A super PAC supporting the president conducted polling in August that tested support for large companies requiring their employees to get vaccinated in five battleground states — Arizona, Georgia, Pennsylvania, Michigan and Wisconsin — that went for Biden after voting for Donald Trump in 2016. It was favored by a solid majority of voters in all five of the states. A separate AP/NORC poll shared widely by Biden aides and advisers on Twitter Friday found strong support for vaccine mandates across several corporate and government sectors.
But Biden’s advantage is at risk of becoming a real liability if he can’t bring the virus to heel. It risks driving greater polarization of vaxxed and unvaxxed Americans, a dynamic further complicated by uncertainty over booster shots for the vaccine.
Getting through to vaccine skeptics also could take time, as Biden himself has acknowledged. A Washington Post-ABC poll conducted last week found that 42 percent of respondents said they would most likely quit their jobs if their employers mandated vaccines. Another 35 percent said they would request an exemption on medical or religious grounds and 16 percent said they would take the vaccine, according to the poll.

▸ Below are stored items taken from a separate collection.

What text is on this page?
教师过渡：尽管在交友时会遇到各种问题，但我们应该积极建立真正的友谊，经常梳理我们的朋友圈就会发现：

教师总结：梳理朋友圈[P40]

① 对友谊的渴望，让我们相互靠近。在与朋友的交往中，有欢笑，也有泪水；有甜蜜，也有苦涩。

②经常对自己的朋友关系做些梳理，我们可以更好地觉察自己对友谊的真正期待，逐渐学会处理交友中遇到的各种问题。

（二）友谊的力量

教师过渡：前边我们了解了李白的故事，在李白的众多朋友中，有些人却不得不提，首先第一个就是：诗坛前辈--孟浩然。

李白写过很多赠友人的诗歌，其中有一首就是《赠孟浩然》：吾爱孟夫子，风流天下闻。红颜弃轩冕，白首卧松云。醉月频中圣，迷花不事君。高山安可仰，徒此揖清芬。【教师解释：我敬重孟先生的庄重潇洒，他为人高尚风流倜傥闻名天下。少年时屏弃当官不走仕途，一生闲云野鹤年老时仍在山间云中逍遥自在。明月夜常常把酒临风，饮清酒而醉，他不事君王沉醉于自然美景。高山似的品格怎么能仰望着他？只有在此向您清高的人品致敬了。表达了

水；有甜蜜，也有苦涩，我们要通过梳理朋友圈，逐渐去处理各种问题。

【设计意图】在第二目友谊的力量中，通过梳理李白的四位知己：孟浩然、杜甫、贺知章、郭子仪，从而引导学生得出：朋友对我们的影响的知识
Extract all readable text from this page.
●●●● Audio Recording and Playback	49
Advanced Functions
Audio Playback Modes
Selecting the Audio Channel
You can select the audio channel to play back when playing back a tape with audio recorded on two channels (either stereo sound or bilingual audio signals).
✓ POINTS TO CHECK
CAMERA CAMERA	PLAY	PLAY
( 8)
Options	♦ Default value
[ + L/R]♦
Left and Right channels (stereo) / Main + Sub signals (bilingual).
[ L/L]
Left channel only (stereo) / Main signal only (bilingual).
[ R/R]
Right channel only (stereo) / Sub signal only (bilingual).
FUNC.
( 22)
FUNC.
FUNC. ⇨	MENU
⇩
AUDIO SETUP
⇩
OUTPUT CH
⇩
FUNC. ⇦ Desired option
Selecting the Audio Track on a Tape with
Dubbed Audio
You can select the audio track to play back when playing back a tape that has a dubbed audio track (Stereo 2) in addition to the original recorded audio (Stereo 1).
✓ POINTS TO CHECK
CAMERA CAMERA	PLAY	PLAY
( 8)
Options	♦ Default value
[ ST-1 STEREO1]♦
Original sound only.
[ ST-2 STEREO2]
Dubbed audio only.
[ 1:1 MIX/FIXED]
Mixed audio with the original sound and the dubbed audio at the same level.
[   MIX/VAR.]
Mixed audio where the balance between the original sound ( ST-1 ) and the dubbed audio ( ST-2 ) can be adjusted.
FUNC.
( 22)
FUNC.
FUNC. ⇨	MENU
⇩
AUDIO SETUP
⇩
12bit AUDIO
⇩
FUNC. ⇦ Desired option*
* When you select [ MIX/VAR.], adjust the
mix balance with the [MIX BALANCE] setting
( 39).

The mandates stand to further alienate the unvaccinated and give Republicans a potentially potent tool to animate their midterm voters. Several GOP governors have already blasted the White House’s new mandates, as did Republican leaders in Congress like Kevin McCarthy (R-Calif.) who declared that Biden has “made small business an enemy of his administration” and called the new proposals “flat-out un-American.”
Almost immediately after Biden’s announcement, the Republican National Committee said it would mount a legal challenge. Other conservative outfits joined in the chorus of condemnation, with the head of Turning Point USA, a group that organizes conservative students, saying it also would file a lawsuit on behalf of its 170-member staff.
Asked about the legal threats during a visit to a D.C. middle school on Friday, Biden said, “Have at it. I am so disappointed that particularly some Republican governors have been so cavalier with the health of these kids, so cavalier with the health of their communities.”